Monday, January 10, 2011

Come the Revolution

The Americans are ready with the "second amendment remedy" come the revolution...

Here's a Reuters report showing that Americans take the burdens of citizenship seriously:
The United States has 90 guns for every 100 citizens, making it the most heavily armed society in the world, a report released on Tuesday said.

U.S. citizens own 270 million of the world's 875 million known firearms, according to the Small Arms Survey 2007 by the Geneva-based Graduate Institute of International Studies.

About 4.5 million of the 8 million new guns manufactured worldwide each year are purchased in the United States, it said.

"There is roughly one firearm for every seven people worldwide. Without the United States, though, this drops to about one firearm per 10 people," it said.
Meanwhile Canadians don't take the responsibilities of citizenship seriously. Instead, they are like those "quiche eating" Frenchmen, more in love with love than with a real man's toy: a gun...
France, Canada, Sweden, Austria and Germany were next, each with about 30 guns per 100 people, while many poorer countries often associated with violence ranked much lower.
Sadly, Canadians aren't carrying their weight when it comes to using firearms to whack their fellow citizens. Here's some statistics from the RCMP:
Between 1989 and 1996, the average annual rate of firearm deaths in all of Canada is 4.5 per 100,000. The Northwest Territories (18.5 per 100,000) reported the highest rate while the Yukon (11.8 per 100,000) and New Brunswick (7.2 per 100,000) reported the second and third highest rate of firearm deaths overall, respectively.
From Wikipedia, we get the stirring statistics that show Americans are true red-blooded "real men" who know how to use their guns:
In metropolitan areas, the homicide rate in 2005 was 6.1 per 100,000 compared with 3.5 in non-metropolitan counties. In U.S. cities with populations greater than 250,000, the mean homicide rate was 12.1 per 100,000. Rates of gun-related homicides are greatest in southern and western states.
But...

The above is comparing apples to oranges. The Canadian statistics are for all firearms deaths which include hunting accidents, suicides, and crimes. The US statistics was only for crimes.

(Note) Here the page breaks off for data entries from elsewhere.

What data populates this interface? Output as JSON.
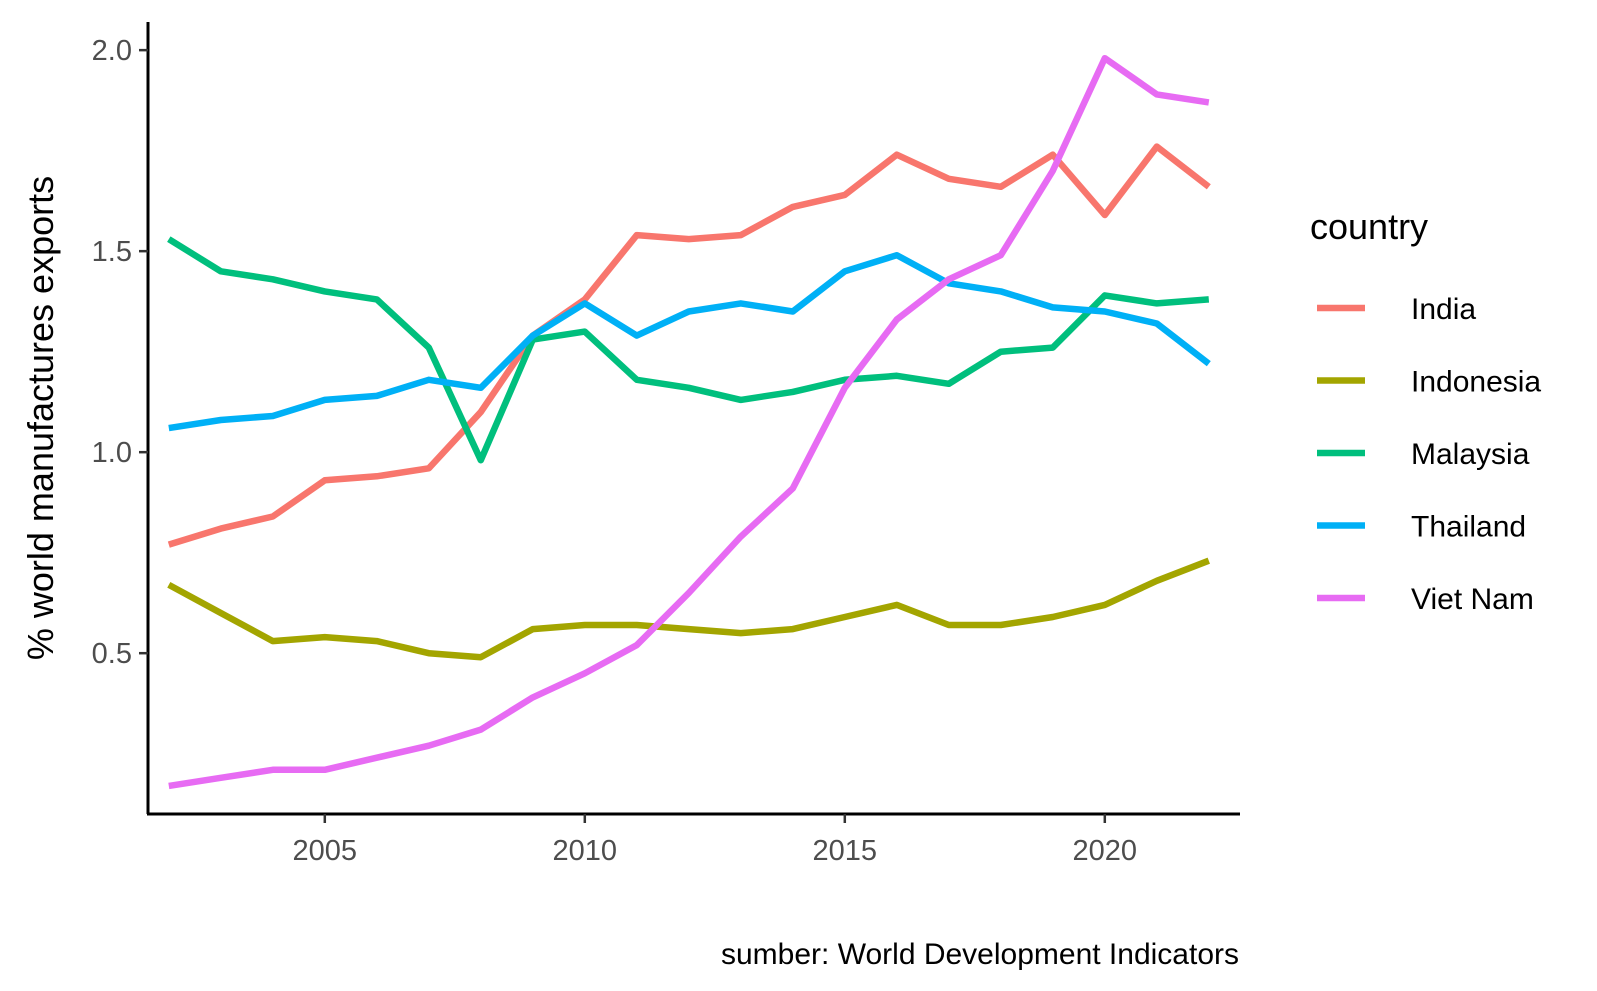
{
  "chart_data": {
    "type": "line",
    "title": "",
    "xlabel": "",
    "ylabel": "% world manufactures exports",
    "caption": "sumber: World Development Indicators",
    "legend_title": "country",
    "legend_position": "right",
    "grid": false,
    "xlim": [
      2001.6,
      2022.6
    ],
    "ylim": [
      0.1,
      2.07
    ],
    "x_ticks": [
      2005,
      2010,
      2015,
      2020
    ],
    "y_ticks": [
      0.5,
      1.0,
      1.5,
      2.0
    ],
    "y_tick_labels": [
      "0.5",
      "1.0",
      "1.5",
      "2.0"
    ],
    "x": [
      2002,
      2003,
      2004,
      2005,
      2006,
      2007,
      2008,
      2009,
      2010,
      2011,
      2012,
      2013,
      2014,
      2015,
      2016,
      2017,
      2018,
      2019,
      2020,
      2021,
      2022
    ],
    "series": [
      {
        "name": "India",
        "color": "#F8766D",
        "values": [
          0.77,
          0.81,
          0.84,
          0.93,
          0.94,
          0.96,
          1.1,
          1.29,
          1.38,
          1.54,
          1.53,
          1.54,
          1.61,
          1.64,
          1.74,
          1.68,
          1.66,
          1.74,
          1.59,
          1.76,
          1.66
        ]
      },
      {
        "name": "Indonesia",
        "color": "#A3A500",
        "values": [
          0.67,
          0.6,
          0.53,
          0.54,
          0.53,
          0.5,
          0.49,
          0.56,
          0.57,
          0.57,
          0.56,
          0.55,
          0.56,
          0.59,
          0.62,
          0.57,
          0.57,
          0.59,
          0.62,
          0.68,
          0.73
        ]
      },
      {
        "name": "Malaysia",
        "color": "#00BF7D",
        "values": [
          1.53,
          1.45,
          1.43,
          1.4,
          1.38,
          1.26,
          0.98,
          1.28,
          1.3,
          1.18,
          1.16,
          1.13,
          1.15,
          1.18,
          1.19,
          1.17,
          1.25,
          1.26,
          1.39,
          1.37,
          1.38
        ]
      },
      {
        "name": "Thailand",
        "color": "#00B0F6",
        "values": [
          1.06,
          1.08,
          1.09,
          1.13,
          1.14,
          1.18,
          1.16,
          1.29,
          1.37,
          1.29,
          1.35,
          1.37,
          1.35,
          1.45,
          1.49,
          1.42,
          1.4,
          1.36,
          1.35,
          1.32,
          1.22
        ]
      },
      {
        "name": "Viet Nam",
        "color": "#E76BF3",
        "values": [
          0.17,
          0.19,
          0.21,
          0.21,
          0.24,
          0.27,
          0.31,
          0.39,
          0.45,
          0.52,
          0.65,
          0.79,
          0.91,
          1.16,
          1.33,
          1.43,
          1.49,
          1.7,
          1.98,
          1.89,
          1.87
        ]
      }
    ]
  }
}
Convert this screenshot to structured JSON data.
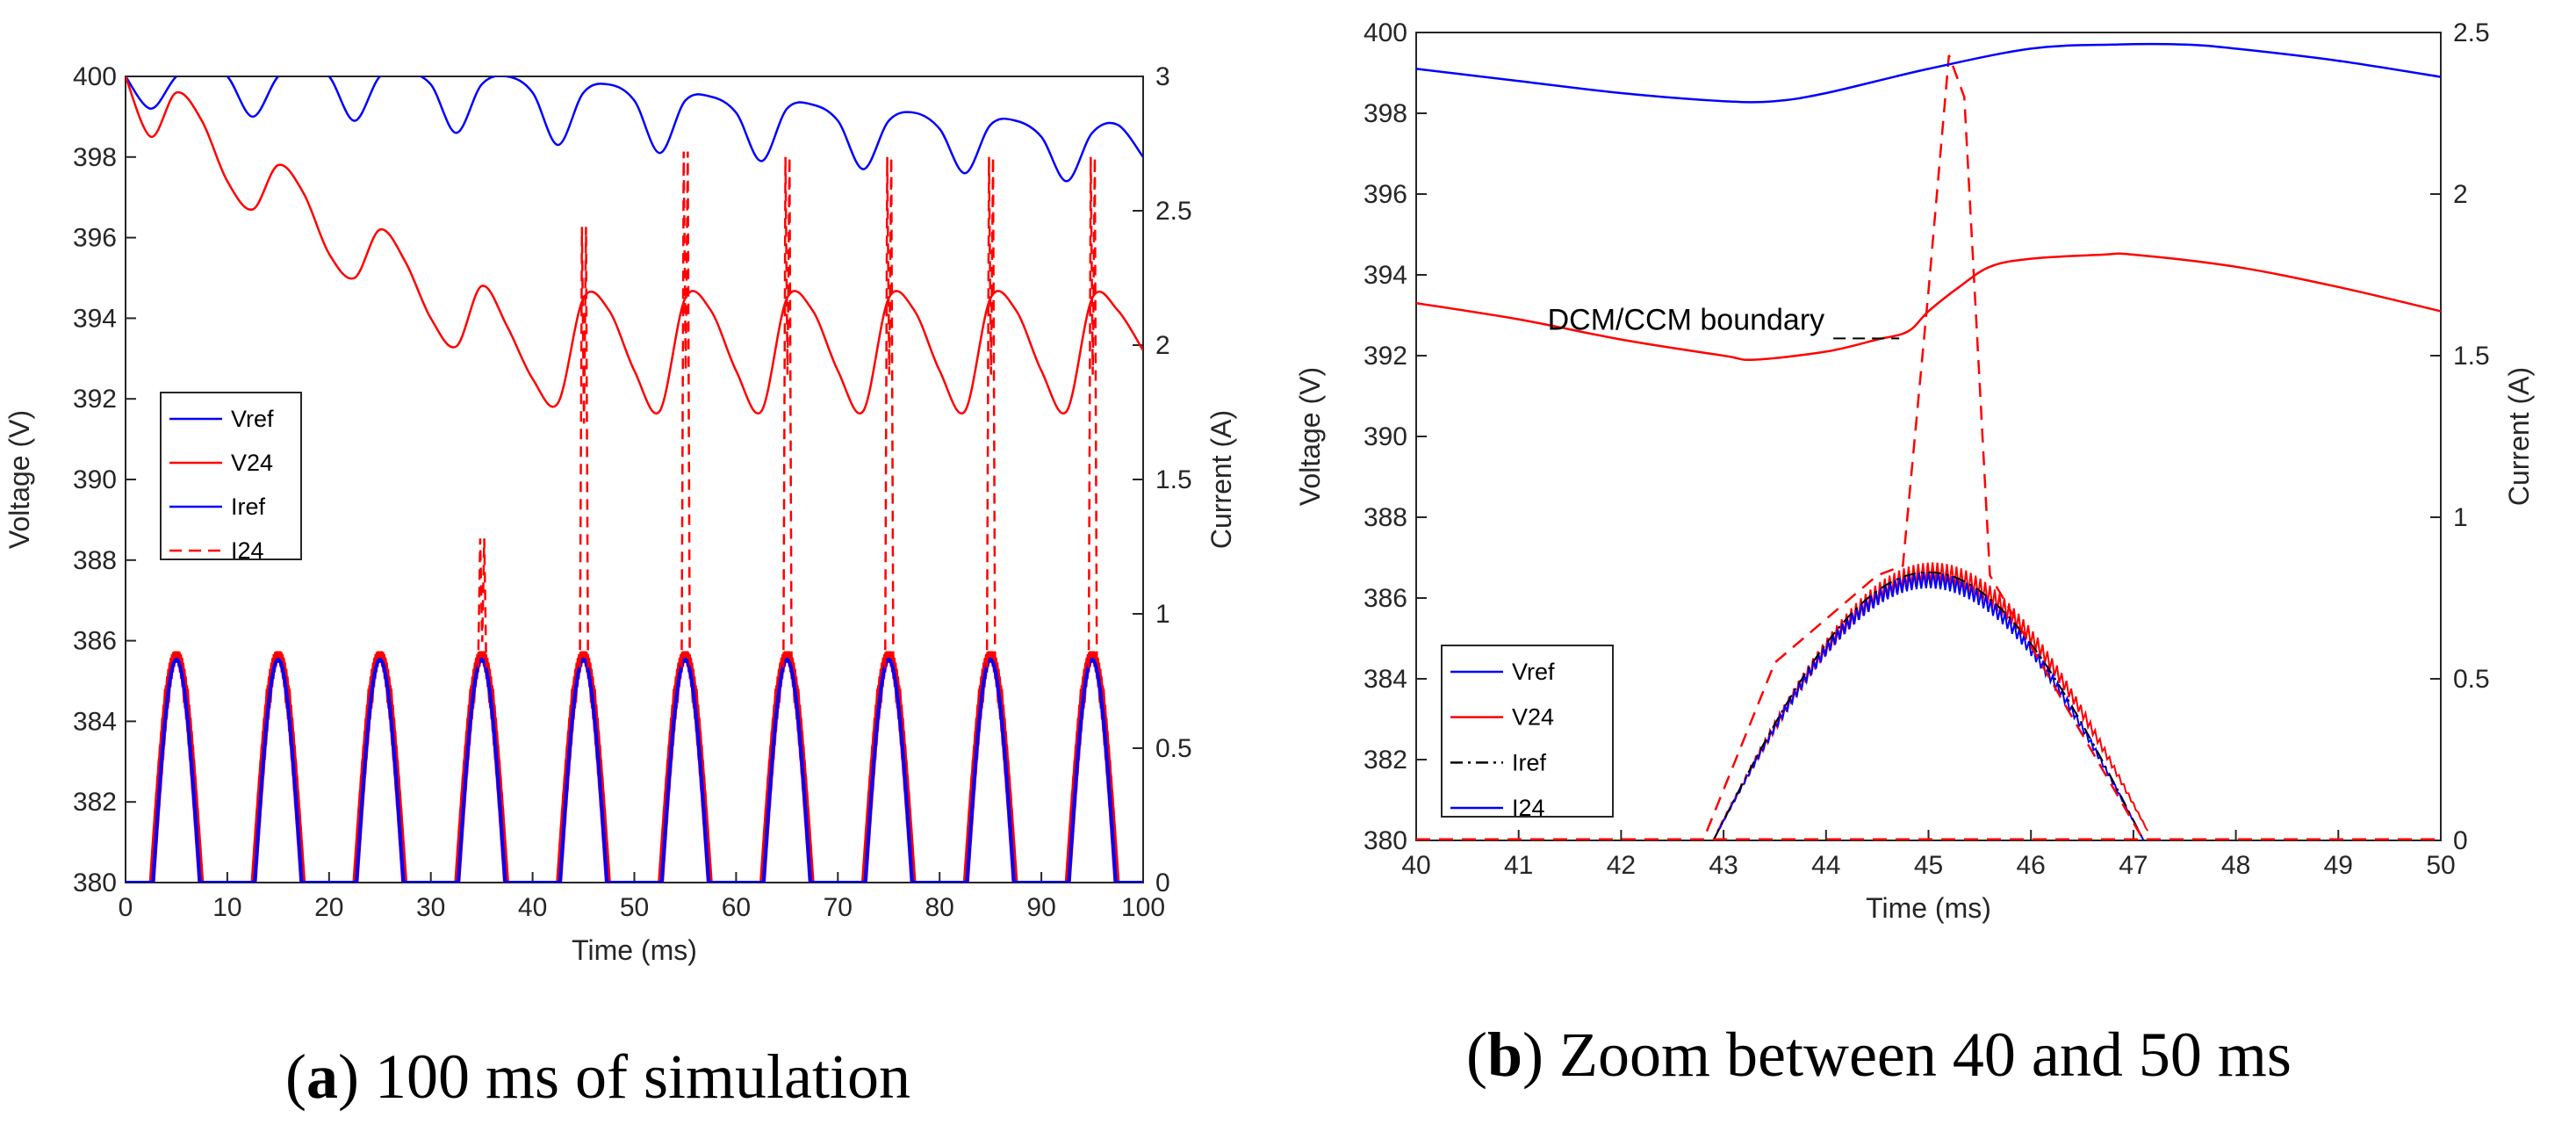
{
  "chart_data": [
    {
      "type": "line",
      "panel_tag": "a",
      "caption_prefix": "(",
      "caption_suffix": ")",
      "caption": "100 ms of simulation",
      "xlabel": "Time (ms)",
      "ylabel": "Voltage (V)",
      "ylabel_right": "Current (A)",
      "xlim": [
        0,
        100
      ],
      "ylim": [
        380,
        400
      ],
      "ylim_right": [
        0,
        3
      ],
      "x_ticks": [
        0,
        10,
        20,
        30,
        40,
        50,
        60,
        70,
        80,
        90,
        100
      ],
      "y_ticks": [
        380,
        382,
        384,
        386,
        388,
        390,
        392,
        394,
        396,
        398,
        400
      ],
      "y_ticks_right": [
        0,
        0.5,
        1,
        1.5,
        2,
        2.5,
        3
      ],
      "legend": [
        "Vref",
        "V24",
        "Iref",
        "I24"
      ],
      "legend_placement": "left-middle",
      "series": [
        {
          "name": "Vref",
          "axis": "left",
          "color": "#0000ff",
          "style": "solid",
          "x": [
            0,
            2.5,
            5,
            7.5,
            10,
            12.5,
            15,
            17.5,
            20,
            22.5,
            25,
            27.5,
            30,
            32.5,
            35,
            37.5,
            40,
            42.5,
            45,
            47.5,
            50,
            52.5,
            55,
            57.5,
            60,
            62.5,
            65,
            67.5,
            70,
            72.5,
            75,
            77.5,
            80,
            82.5,
            85,
            87.5,
            90,
            92.5,
            95,
            97.5,
            100
          ],
          "y": [
            400,
            399.2,
            400,
            400.3,
            400,
            399,
            400,
            400.3,
            400,
            398.9,
            400,
            400.1,
            399.8,
            398.6,
            399.8,
            400,
            399.6,
            398.3,
            399.6,
            399.8,
            399.4,
            398.1,
            399.4,
            399.5,
            399.1,
            397.9,
            399.2,
            399.3,
            398.9,
            397.7,
            398.9,
            399.1,
            398.7,
            397.6,
            398.8,
            398.9,
            398.5,
            397.4,
            398.6,
            398.8,
            398
          ]
        },
        {
          "name": "V24",
          "axis": "left",
          "color": "#ff0000",
          "style": "solid",
          "x": [
            0,
            2.5,
            5,
            7.5,
            10,
            12.5,
            15,
            17.5,
            20,
            22.5,
            25,
            27.5,
            30,
            32.5,
            35,
            37.5,
            40,
            42.5,
            45,
            47.5,
            50,
            52.5,
            55,
            57.5,
            60,
            62.5,
            65,
            67.5,
            70,
            72.5,
            75,
            77.5,
            80,
            82.5,
            85,
            87.5,
            90,
            92.5,
            95,
            97.5,
            100
          ],
          "y": [
            400,
            398.5,
            399.6,
            398.9,
            397.4,
            396.7,
            397.8,
            397.1,
            395.6,
            395,
            396.2,
            395.4,
            394,
            393.3,
            394.8,
            393.8,
            392.5,
            391.9,
            394.5,
            394.2,
            392.7,
            391.7,
            394.5,
            394.2,
            392.7,
            391.7,
            394.5,
            394.2,
            392.7,
            391.7,
            394.5,
            394.2,
            392.7,
            391.7,
            394.5,
            394.2,
            392.7,
            391.7,
            394.5,
            394.2,
            393.2
          ]
        },
        {
          "name": "Iref",
          "axis": "right",
          "color": "#0000ff",
          "style": "solid",
          "description": "rectified sine pulses every 10 ms",
          "peak": 0.83
        },
        {
          "name": "I24",
          "axis": "right",
          "color": "#ff0000",
          "style": "dashed",
          "description": "pulses with spikes",
          "spike_x": [
            35,
            45,
            55,
            65,
            75,
            85,
            95
          ],
          "spike_peaks": [
            1.28,
            2.44,
            2.72,
            2.7,
            2.7,
            2.7,
            2.7
          ]
        }
      ]
    },
    {
      "type": "line",
      "panel_tag": "b",
      "caption_prefix": "(",
      "caption_suffix": ")",
      "caption": "Zoom between 40 and 50 ms",
      "xlabel": "Time (ms)",
      "ylabel": "Voltage (V)",
      "ylabel_right": "Current (A)",
      "xlim": [
        40,
        50
      ],
      "ylim": [
        380,
        400
      ],
      "ylim_right": [
        0,
        2.5
      ],
      "x_ticks": [
        40,
        41,
        42,
        43,
        44,
        45,
        46,
        47,
        48,
        49,
        50
      ],
      "y_ticks": [
        380,
        382,
        384,
        386,
        388,
        390,
        392,
        394,
        396,
        398,
        400
      ],
      "y_ticks_right": [
        0,
        0.5,
        1,
        1.5,
        2,
        2.5
      ],
      "legend": [
        "Vref",
        "V24",
        "Iref",
        "I24"
      ],
      "legend_placement": "bottom-left",
      "annotation": "DCM/CCM boundary",
      "annotation_x": 44.8,
      "annotation_y": 392.6,
      "series": [
        {
          "name": "Vref",
          "axis": "left",
          "color": "#0000ff",
          "style": "solid",
          "x": [
            40,
            41,
            42,
            43,
            43.5,
            44,
            45,
            46,
            46.8,
            47.5,
            48,
            49,
            50
          ],
          "y": [
            399.1,
            398.8,
            398.5,
            398.3,
            398.3,
            398.5,
            399.1,
            399.6,
            399.7,
            399.7,
            399.6,
            399.3,
            398.9
          ]
        },
        {
          "name": "V24",
          "axis": "left",
          "color": "#ff0000",
          "style": "solid",
          "x": [
            40,
            41,
            42,
            43,
            43.3,
            44,
            44.5,
            44.8,
            45,
            45.3,
            45.6,
            46,
            46.7,
            47,
            48,
            49,
            50
          ],
          "y": [
            393.3,
            392.9,
            392.4,
            392,
            391.9,
            392.1,
            392.4,
            392.6,
            393.1,
            393.7,
            394.2,
            394.4,
            394.5,
            394.5,
            394.2,
            393.7,
            393.1
          ]
        },
        {
          "name": "Iref",
          "axis": "right",
          "color": "#000000",
          "style": "dash-dot",
          "description": "rectified sine from 42.9 to 47.1 ms",
          "peak": 0.83
        },
        {
          "name": "I24",
          "axis": "right",
          "color": "#0000ff",
          "style": "solid",
          "description": "ripple current following the reference"
        },
        {
          "name": "I24-dashed",
          "axis": "right",
          "color": "#ff0000",
          "style": "dashed",
          "x": [
            40,
            42.8,
            43.5,
            44.5,
            44.75,
            45,
            45.2,
            45.35,
            45.6,
            47.1,
            50
          ],
          "y": [
            0,
            0,
            0.55,
            0.82,
            0.85,
            1.7,
            2.43,
            2.3,
            0.82,
            0,
            0
          ]
        }
      ]
    }
  ]
}
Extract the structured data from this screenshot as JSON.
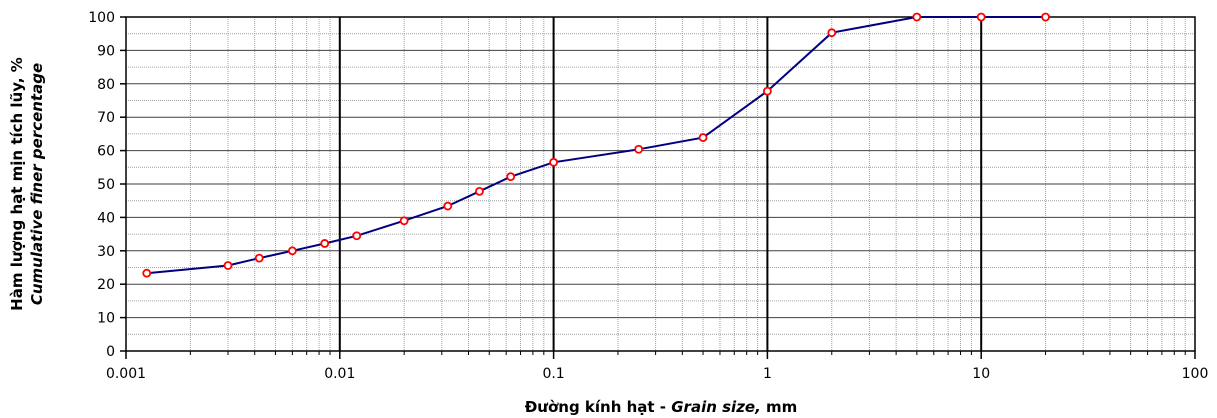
{
  "chart_data": {
    "type": "line",
    "xscale": "log",
    "xlim": [
      0.001,
      100
    ],
    "ylim": [
      0,
      100
    ],
    "grid": true,
    "xticks": [
      "0.001",
      "0.01",
      "0.1",
      "1",
      "10",
      "100"
    ],
    "yticks": [
      "0",
      "10",
      "20",
      "30",
      "40",
      "50",
      "60",
      "70",
      "80",
      "90",
      "100"
    ],
    "xlabel_main": "Đường kính hạt - ",
    "xlabel_italic": "Grain size,",
    "xlabel_unit": " mm",
    "ylabel_line1": "Hàm lượng hạt mịn tích lũy, %",
    "ylabel_line2": "Cumulative finer percentage",
    "colors": {
      "line": "#000080",
      "marker_edge": "#ff0000",
      "marker_fill": "#ffffff",
      "major_grid": "#000000",
      "minor_grid": "#a0a0a0"
    },
    "series": [
      {
        "x": [
          0.00125,
          0.003,
          0.0042,
          0.006,
          0.0085,
          0.012,
          0.02,
          0.032,
          0.045,
          0.063,
          0.1,
          0.25,
          0.5,
          1,
          2,
          5,
          10,
          20
        ],
        "y": [
          23.3,
          25.6,
          27.8,
          30.0,
          32.2,
          34.5,
          39.0,
          43.4,
          47.8,
          52.2,
          56.5,
          60.4,
          63.9,
          77.8,
          95.3,
          100,
          100,
          100
        ]
      }
    ]
  }
}
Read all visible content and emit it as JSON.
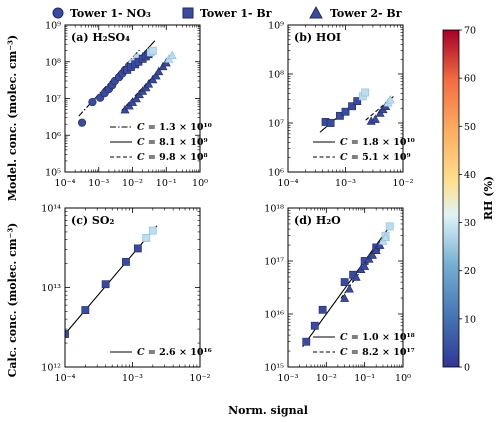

Here's a site with a better statistical comparison:
The United States leads the world's richest nations in gun deaths -- murders, suicides, and accidental deaths due to guns - according to a study published April 17, 1998 by the Centers for Disease Control and Prevention (CDC) in the International Journal of Epidemiology.

The U.S. was first at 14.24 gun deaths per 100,000 people. Two other countries in the Americas came next. Brazil was second with 12.95, followed by Mexico with 12.69.

Japan had the lowest rate, at 0.05 gun deaths per 100,000 (1 per 2 million people). The police in Japan actively raid homes of those suspected of having weapons.
And the statistic for Canada?
Canada 4.31
Now... aren't you glad that the NRA's slogan is right? You know, the one that says "guns don't kill, people kill". I guess that just proves that in Japan, if you feel homocidal and a gun isn't at hand, you have to grab somebody, tuck them under your arm like an assault weapon, and charge at your target screaming for your "weapon" to bite the "target" to death. Maybe wielding a person as a weapon instead of a gun isn't as elegant as holding an AK-47 assault rifle. It is clumsy. So the Japanese only achieve a measly 0.05 gun deaths per 100,000.

But I'm betting that if you include Japanese wielding a person under their arm as a 'weapon' then the Japanese achieve a respectable 6.4 deaths per 100,000. Right? This has to be true because we know that "guns don't kill, people kill" and with a person tucked under your arm you are as "armed and dangerous" as they come. Ah... those clever Japanese. Such an inscrutable and ancient civilization. The Japanese know that a true weapon need not be a gun or a sword. It can be a 10 year old properly wielded in a tough situation. OK, I admit to a twisted sense of humour.